Rev. Curry, a board member of DPDC, arrives at N Street Village that Saturday, discovering he will portray Albert Aber. Rev. Curry is introduced to his family and, upon starting the simulation, he quickly takes command, realizing that everything presents a cost in time and money. Just getting to places requires transportation passes.

Albert tells his wife, daughter and two sons: “We need help with the mortgage.” But attention also has to be paid to needs of food and transportation. “I’ll go to make a partial payment [on the utility bill]. If we can do that we will be able to move forward,” he tells his family.

At the utility office, Albert decides to have his family forego having a phone to concentrate on paying bills for electricity and gas. Then it’s to the Department for Social Services (DSS) to apply for an Electronic Benefits Transfer (EBT) card. Later Albert waits in line at a bank, when it closes.

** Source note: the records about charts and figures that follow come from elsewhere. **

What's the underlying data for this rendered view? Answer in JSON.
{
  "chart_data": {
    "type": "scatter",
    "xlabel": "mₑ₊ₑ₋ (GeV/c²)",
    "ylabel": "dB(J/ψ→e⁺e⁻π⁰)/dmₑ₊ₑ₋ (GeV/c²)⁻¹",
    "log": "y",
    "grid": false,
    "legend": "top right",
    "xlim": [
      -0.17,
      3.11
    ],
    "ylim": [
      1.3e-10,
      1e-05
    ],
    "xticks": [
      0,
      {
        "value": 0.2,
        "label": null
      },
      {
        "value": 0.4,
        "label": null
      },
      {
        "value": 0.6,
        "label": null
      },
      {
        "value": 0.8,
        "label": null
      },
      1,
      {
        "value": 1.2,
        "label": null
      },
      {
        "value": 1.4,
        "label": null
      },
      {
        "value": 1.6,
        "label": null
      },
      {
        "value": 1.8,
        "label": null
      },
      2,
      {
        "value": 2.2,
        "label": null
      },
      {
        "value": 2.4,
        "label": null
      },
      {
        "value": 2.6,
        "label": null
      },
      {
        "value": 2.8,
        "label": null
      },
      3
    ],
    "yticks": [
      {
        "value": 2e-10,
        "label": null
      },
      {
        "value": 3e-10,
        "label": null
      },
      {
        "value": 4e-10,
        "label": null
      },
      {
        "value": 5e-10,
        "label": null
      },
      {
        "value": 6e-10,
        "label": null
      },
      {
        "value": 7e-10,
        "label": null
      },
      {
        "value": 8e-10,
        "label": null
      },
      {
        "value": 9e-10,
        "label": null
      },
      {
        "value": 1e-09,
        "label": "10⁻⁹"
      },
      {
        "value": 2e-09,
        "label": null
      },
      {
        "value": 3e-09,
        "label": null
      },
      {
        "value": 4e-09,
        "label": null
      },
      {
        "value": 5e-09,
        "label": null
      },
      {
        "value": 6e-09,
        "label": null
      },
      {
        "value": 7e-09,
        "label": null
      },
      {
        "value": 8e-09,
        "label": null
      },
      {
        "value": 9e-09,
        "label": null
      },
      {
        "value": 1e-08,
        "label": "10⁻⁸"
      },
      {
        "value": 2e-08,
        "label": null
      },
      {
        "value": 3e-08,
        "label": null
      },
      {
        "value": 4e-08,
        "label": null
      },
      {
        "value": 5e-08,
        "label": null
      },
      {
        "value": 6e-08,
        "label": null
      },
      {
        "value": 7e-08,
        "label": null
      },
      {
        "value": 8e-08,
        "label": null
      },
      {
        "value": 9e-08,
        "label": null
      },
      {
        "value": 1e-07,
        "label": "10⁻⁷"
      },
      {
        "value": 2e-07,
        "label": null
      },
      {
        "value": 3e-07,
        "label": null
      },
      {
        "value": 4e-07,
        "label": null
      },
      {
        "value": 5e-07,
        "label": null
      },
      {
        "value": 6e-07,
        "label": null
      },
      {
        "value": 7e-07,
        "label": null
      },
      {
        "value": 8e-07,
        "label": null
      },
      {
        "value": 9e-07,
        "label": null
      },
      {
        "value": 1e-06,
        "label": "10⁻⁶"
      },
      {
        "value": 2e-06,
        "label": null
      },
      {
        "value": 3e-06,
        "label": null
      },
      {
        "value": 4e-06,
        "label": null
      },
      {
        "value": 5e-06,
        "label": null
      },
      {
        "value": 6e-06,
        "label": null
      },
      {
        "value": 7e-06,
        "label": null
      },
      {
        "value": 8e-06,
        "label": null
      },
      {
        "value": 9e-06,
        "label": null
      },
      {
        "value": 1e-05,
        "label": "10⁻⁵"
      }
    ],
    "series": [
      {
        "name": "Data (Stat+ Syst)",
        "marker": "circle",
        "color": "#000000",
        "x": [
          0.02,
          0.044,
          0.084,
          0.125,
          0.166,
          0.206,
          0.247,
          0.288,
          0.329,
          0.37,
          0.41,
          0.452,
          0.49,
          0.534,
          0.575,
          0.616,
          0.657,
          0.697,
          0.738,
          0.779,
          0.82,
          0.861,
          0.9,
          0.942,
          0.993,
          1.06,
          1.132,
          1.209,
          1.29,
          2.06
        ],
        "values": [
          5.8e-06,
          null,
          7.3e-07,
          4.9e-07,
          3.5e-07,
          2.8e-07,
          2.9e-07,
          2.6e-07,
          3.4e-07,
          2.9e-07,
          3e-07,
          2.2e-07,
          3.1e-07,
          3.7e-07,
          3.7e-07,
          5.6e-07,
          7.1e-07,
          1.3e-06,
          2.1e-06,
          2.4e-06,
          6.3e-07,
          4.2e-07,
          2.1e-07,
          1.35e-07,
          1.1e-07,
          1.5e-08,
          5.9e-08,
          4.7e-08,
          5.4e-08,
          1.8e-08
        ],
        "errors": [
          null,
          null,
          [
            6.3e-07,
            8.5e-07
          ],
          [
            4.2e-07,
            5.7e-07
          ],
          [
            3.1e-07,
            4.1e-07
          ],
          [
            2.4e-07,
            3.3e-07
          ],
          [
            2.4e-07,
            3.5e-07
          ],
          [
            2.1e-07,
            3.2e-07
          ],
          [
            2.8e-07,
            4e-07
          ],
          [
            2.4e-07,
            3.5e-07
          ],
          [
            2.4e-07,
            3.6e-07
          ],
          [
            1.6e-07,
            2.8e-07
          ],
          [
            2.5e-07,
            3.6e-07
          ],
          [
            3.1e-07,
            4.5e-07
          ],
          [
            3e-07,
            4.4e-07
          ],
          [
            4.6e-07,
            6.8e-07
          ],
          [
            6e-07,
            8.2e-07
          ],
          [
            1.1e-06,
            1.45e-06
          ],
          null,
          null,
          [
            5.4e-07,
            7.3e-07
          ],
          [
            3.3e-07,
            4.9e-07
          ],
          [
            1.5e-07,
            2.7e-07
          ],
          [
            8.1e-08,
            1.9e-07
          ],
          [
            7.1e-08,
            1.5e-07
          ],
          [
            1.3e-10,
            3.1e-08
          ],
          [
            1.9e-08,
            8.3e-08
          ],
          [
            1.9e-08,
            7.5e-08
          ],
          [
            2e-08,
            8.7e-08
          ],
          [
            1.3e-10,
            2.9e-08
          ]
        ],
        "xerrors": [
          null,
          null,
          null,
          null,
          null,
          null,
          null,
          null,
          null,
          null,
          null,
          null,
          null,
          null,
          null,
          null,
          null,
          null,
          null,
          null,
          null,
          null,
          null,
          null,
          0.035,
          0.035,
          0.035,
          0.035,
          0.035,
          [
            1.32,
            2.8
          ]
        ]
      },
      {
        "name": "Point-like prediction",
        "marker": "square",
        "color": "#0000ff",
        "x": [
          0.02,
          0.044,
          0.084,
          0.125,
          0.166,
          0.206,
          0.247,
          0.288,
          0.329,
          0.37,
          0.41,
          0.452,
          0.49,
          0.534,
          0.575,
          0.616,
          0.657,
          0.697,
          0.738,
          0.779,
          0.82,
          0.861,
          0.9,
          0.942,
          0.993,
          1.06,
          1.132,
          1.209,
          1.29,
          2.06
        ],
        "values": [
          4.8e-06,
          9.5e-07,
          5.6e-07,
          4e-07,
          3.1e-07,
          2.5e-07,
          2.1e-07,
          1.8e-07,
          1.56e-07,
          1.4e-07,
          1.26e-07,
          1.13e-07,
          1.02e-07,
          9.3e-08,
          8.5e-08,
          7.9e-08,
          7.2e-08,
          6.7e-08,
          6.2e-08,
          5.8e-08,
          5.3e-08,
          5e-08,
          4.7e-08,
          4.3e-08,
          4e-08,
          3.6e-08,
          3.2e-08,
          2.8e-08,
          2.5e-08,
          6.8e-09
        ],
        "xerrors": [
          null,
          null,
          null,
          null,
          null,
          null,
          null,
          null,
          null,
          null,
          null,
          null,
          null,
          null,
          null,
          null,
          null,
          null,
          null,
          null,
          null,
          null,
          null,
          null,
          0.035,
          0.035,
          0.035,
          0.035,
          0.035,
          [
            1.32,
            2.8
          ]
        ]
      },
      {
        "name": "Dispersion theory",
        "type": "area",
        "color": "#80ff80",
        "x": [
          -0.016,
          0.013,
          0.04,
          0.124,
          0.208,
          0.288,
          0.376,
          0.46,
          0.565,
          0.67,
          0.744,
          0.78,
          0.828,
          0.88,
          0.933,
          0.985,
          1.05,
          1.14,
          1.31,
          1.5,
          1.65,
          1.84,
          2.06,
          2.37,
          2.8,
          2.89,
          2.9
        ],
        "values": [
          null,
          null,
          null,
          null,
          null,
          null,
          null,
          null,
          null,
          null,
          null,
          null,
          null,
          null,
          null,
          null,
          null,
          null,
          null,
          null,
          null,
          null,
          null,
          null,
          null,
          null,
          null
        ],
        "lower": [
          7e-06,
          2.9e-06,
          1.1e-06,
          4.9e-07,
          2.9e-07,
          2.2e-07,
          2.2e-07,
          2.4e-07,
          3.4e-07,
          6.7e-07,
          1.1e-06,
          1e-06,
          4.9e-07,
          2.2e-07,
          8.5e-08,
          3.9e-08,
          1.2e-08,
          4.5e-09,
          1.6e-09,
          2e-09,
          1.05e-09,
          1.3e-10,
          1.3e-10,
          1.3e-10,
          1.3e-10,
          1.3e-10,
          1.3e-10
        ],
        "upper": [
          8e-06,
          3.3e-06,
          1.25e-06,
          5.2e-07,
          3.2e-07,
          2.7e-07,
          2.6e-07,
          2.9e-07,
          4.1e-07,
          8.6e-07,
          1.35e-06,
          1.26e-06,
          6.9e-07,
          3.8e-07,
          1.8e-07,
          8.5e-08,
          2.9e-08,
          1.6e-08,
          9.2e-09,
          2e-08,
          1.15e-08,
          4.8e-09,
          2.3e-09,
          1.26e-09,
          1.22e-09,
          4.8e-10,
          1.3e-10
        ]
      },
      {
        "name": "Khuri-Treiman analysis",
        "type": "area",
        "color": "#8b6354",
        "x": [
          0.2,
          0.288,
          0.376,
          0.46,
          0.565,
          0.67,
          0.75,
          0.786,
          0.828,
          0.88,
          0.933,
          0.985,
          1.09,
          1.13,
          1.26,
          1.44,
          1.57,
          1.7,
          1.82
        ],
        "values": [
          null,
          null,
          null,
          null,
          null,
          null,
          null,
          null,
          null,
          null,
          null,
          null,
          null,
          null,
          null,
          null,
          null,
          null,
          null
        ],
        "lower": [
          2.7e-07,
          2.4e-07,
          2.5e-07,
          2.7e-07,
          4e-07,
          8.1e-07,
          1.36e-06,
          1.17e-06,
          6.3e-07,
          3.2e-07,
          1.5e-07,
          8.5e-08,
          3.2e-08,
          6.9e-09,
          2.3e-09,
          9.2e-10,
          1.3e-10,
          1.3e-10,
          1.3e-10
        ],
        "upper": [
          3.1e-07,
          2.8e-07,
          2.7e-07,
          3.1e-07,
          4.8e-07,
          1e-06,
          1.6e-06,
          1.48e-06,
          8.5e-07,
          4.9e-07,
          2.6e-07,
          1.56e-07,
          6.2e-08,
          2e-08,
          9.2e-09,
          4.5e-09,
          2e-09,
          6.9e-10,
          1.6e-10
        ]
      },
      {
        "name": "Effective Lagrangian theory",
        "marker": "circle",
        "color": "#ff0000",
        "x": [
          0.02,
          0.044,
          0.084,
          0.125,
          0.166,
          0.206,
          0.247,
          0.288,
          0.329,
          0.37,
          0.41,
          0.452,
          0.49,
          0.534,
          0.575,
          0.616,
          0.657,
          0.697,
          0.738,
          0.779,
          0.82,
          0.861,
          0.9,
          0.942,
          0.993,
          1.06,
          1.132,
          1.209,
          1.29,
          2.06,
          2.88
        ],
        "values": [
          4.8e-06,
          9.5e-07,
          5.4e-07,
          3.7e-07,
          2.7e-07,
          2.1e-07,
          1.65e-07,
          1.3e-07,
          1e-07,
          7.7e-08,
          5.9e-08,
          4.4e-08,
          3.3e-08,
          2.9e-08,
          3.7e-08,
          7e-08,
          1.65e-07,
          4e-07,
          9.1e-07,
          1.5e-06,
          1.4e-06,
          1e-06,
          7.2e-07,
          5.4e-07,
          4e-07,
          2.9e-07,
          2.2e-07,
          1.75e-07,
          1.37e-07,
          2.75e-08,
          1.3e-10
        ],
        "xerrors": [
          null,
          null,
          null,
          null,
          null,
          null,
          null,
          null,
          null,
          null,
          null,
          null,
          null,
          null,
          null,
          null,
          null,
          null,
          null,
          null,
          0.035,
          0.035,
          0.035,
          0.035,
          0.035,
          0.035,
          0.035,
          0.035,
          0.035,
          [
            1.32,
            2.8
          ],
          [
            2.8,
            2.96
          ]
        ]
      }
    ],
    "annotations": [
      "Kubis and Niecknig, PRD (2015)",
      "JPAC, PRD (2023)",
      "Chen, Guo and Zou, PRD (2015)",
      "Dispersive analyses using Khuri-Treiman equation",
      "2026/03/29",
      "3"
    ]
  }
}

On and on it goes, endless visits to DSS and having to refill their forms. Stops at the bank, a mortgage company, Community Health Services and the Community Action Agency, each with its own demands for identification and verification of unemployed status that must be met before closing time. 

A siren screams. Weedon announces that a family has been “picked up” for not paying their utility bill.

Back to his normal life, Rev. Curry notes that he could rely upon his knowledge of “the system” to help prioritize dealing with his simulated family’s problems. “We needed to preserve shelter so we could be intact as a family,” he explains. But he’s left wondering, “Why do I have to fill out an application four times to get an EBT card?”

Albert and his wife are college educated. Many in DC lack even basic literacy skills. Some participants received a sheet from the Community Health Services in Greek just to see how difficult it can be to for people unable to read complicated medical instructions.

DPDC will stage more simulations in the coming months. Rev. Curry wants to see city leaders, including elected officials, participating so they will better understand the problems many DCers are facing. “For those without the skills of experience to navigate the system, it can be frustrating. We started to feel that frustration too even though we were participating in a simulation.”